四大仮和合して人は存在し、四大分離して去って行く。
火葬した遺骨を墓地区画内の墓石の下のカロートに埋葬する場合
1、骨壺のまま、埋葬
2、骨壺からお骨を取り出して、埋葬
ちなみに、私の居る仙台では、遺骨を骨壺から取り出して晒の布の袋に移し替えてカロート内に埋葬します。
納骨の際、石屋さんは墓石の蓋を外して遺骨をカロートの中に納め、蓋を元に戻し、後でセメントやコーキング剤で隙間をふさぎます。そのように雨水が入らないように注意しても、隙間が全く生じないようにはいきません。
大部分の墓地霊園では、造成工事の際カロートの下に暗渠を作り、水捌けを良くするようにしています。通常の降雨でカロート内に水がたまることはまずありません。しかし、台風や豪雨で大量の雨が降れば、排水が追いつかずカロート内に水はたまります。
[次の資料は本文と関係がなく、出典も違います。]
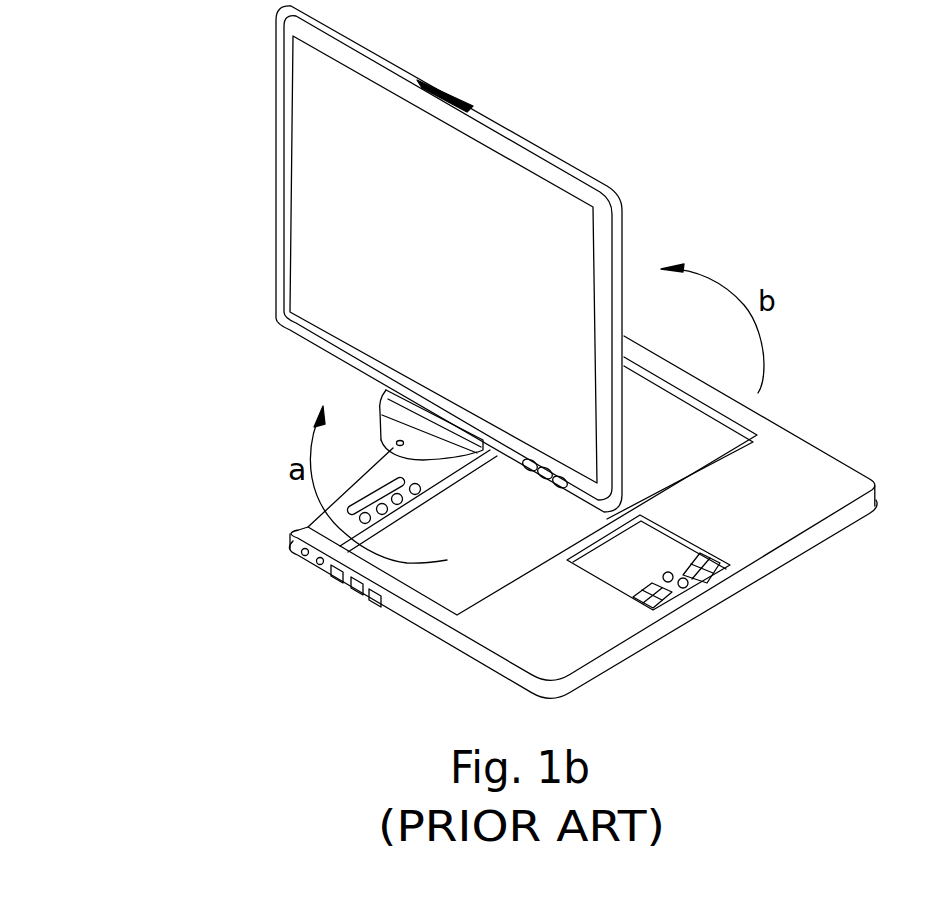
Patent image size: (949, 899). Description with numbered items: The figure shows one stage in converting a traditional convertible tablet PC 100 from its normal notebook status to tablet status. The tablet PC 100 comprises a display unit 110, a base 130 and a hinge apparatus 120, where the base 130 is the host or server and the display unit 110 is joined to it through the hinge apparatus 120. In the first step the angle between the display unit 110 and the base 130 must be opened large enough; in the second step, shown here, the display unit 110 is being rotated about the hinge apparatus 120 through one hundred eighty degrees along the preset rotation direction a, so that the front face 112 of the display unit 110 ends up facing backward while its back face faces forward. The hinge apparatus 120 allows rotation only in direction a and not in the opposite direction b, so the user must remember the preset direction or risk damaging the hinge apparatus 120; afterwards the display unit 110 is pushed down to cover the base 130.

The convertible tablet PC 100 is at (100, 89).
The display unit 110 is at (276, 206).
The front face 112 is at (465, 258).
The hinge apparatus 120 is at (383, 420).
The base 130 is at (829, 453).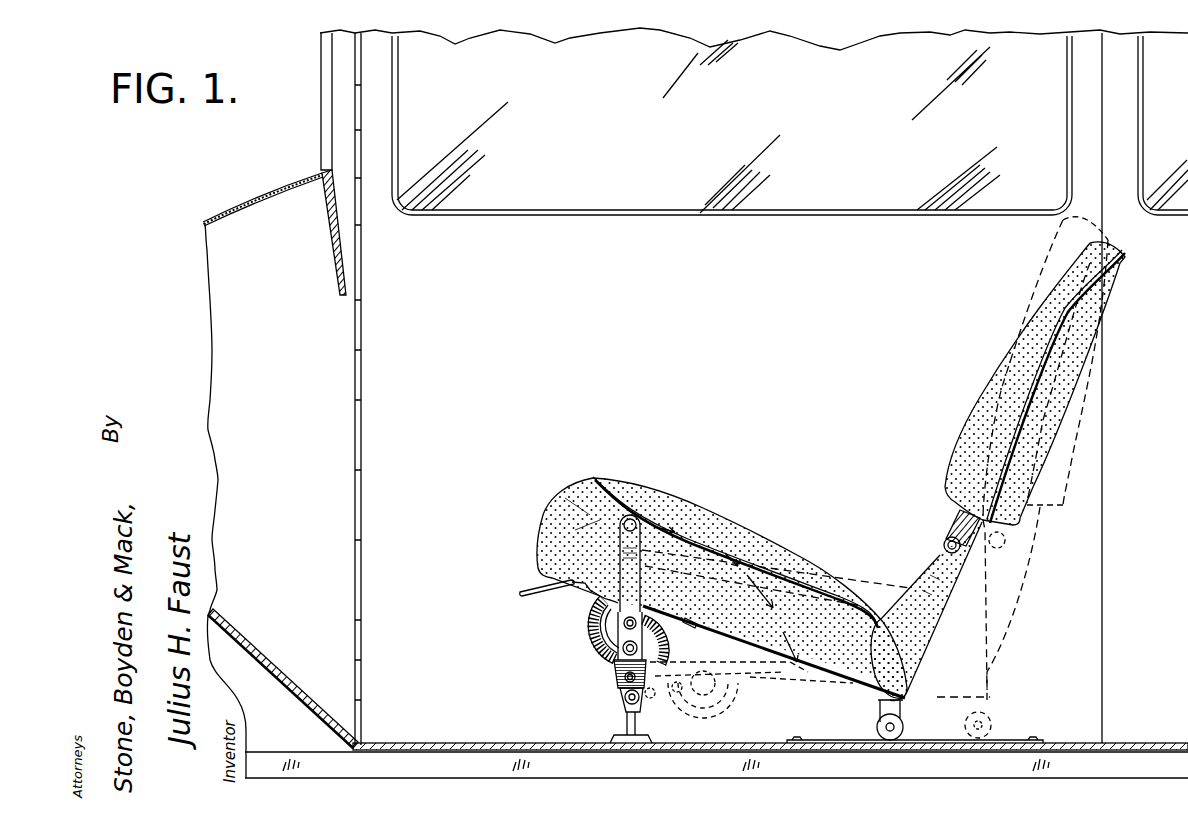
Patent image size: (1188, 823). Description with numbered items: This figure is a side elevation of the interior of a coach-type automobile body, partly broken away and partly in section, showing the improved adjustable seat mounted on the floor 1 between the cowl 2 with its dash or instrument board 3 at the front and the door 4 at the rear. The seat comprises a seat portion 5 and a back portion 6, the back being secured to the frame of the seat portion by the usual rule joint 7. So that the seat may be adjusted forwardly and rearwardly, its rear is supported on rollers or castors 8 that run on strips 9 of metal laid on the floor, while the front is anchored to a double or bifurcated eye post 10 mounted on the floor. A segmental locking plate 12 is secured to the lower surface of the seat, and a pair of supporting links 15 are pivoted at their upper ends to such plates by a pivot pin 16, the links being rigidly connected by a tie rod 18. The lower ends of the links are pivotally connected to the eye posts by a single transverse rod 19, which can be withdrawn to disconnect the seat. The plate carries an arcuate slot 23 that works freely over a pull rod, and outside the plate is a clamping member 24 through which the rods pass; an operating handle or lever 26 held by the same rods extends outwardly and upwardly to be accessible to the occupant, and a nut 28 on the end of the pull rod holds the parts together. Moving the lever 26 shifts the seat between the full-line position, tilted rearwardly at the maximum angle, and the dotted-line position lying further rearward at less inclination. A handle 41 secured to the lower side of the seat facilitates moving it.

The floor 1 is at (436, 743).
The cowl 2 is at (255, 214).
The dash or instrument board 3 is at (340, 272).
The door 4 is at (1085, 577).
The seat portion 5 is at (697, 513).
The back portion 6 is at (980, 397).
The rule joint 7 is at (942, 545).
The rollers or castors 8 is at (885, 712).
The strips 9 is at (1008, 740).
The eye post 10 is at (625, 713).
The segmental locking plate 12 is at (584, 625).
The supporting links 15 is at (660, 663).
The pivot pin 16 is at (648, 612).
The tie rod 18 is at (625, 690).
The rod 19 is at (639, 703).
The arcuate slots 23 is at (603, 632).
The clamping member 24 is at (612, 652).
The operating handle or lever 26 is at (622, 556).
The nut 28 is at (622, 677).
The handle 41 is at (521, 595).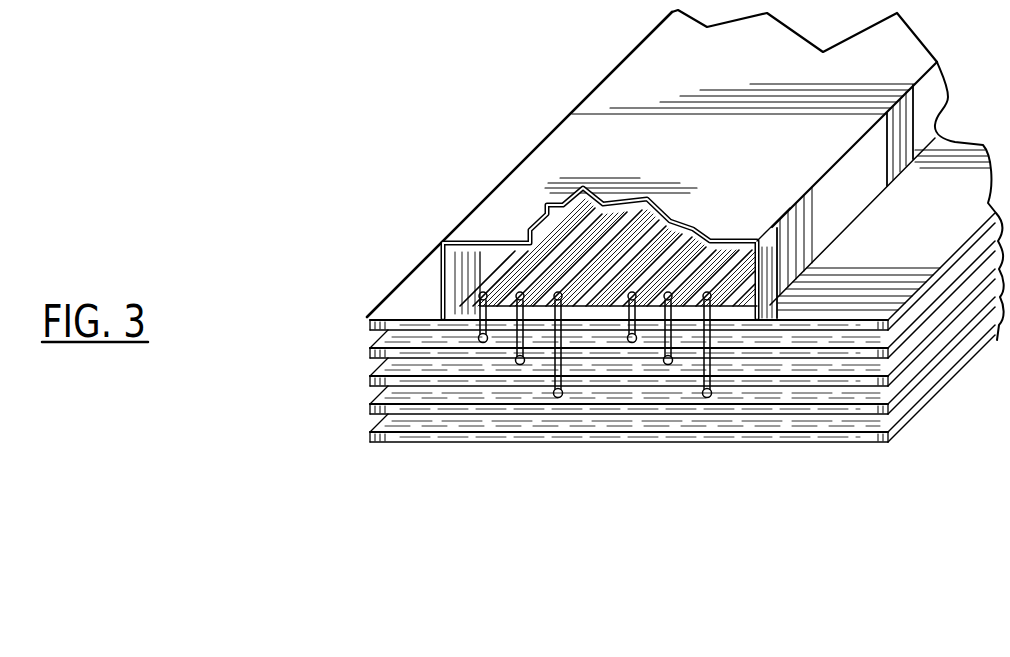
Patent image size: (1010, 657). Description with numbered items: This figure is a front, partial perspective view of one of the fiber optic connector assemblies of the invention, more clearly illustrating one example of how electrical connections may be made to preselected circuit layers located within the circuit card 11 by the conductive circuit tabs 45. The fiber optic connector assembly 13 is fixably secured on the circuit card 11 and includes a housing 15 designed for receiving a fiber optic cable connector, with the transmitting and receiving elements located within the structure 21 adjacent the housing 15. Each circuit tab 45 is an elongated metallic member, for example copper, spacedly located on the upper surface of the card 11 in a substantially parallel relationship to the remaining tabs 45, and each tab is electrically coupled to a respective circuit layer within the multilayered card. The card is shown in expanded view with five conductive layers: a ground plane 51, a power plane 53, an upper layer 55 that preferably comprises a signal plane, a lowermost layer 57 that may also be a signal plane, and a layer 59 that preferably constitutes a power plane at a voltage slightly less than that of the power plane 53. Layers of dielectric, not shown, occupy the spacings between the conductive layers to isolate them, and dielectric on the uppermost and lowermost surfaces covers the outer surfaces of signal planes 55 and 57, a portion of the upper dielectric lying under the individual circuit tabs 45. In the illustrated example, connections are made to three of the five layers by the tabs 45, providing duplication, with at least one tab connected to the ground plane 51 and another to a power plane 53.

The circuit card 11 is at (608, 350).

通常の墓地の場合、雨水に全く濡れないということは不可能だと思います。そもそも人間はいろいろな元素が様々な条件の下で生成・合成・融合して形作られています。仏教教理学的に言えば、四大が仮和合して出来上がっています。そして、寿命が尽きる時、「四大分離し去る」と捉えられています。土に帰り、水に帰っていきます。ですから、雨が降る事は自然の摂理ですから、雨に濡れることを忌み嫌う必要は無い。と、私は考えます。でも、あなたがお父様の遺骨を濡らしては失礼だと思い、そのための方策を取ろうとすることは決して悪いことではありません。あなたなりの愛情表現だと思います。
知りたい点について、応えさせて頂きます。
1、 陶磁器の骨壷の場合、そのほとんどは水がたまっていると考えてよいか。
答え 結露した結果、水は溜まります。
2、 父の現在の骨壷で納骨すれば、やはり水がたまる可能性が高いかどうか。
答え 溜まると思います。磁器製の壺なら大丈夫でしょう。
3、 「水がたまらない骨壷」に入れ替えをするなら自宅で行ってよいか。
その時に注意することなど。
答え
他の方々に迷惑をかけない限り、自宅でも、墓地でも、どちらでも宜しいと思います。
4、 そもそもお骨の入れ替えをするなんてもってのほか、なのか。
答え
頻繁にある事ではありませんが、墓地の区画整理や墓地改葬のために墓地から遺骨を取り出すことはあります。気にしなくても良いと思います。
土に還すまでがお勤めです。
はじめまして、一妙寺の赤澤と申します、ご質問とは少しずれてしまいますが私の意見を申し上げさせていただきます。ご参考になればよいのですが。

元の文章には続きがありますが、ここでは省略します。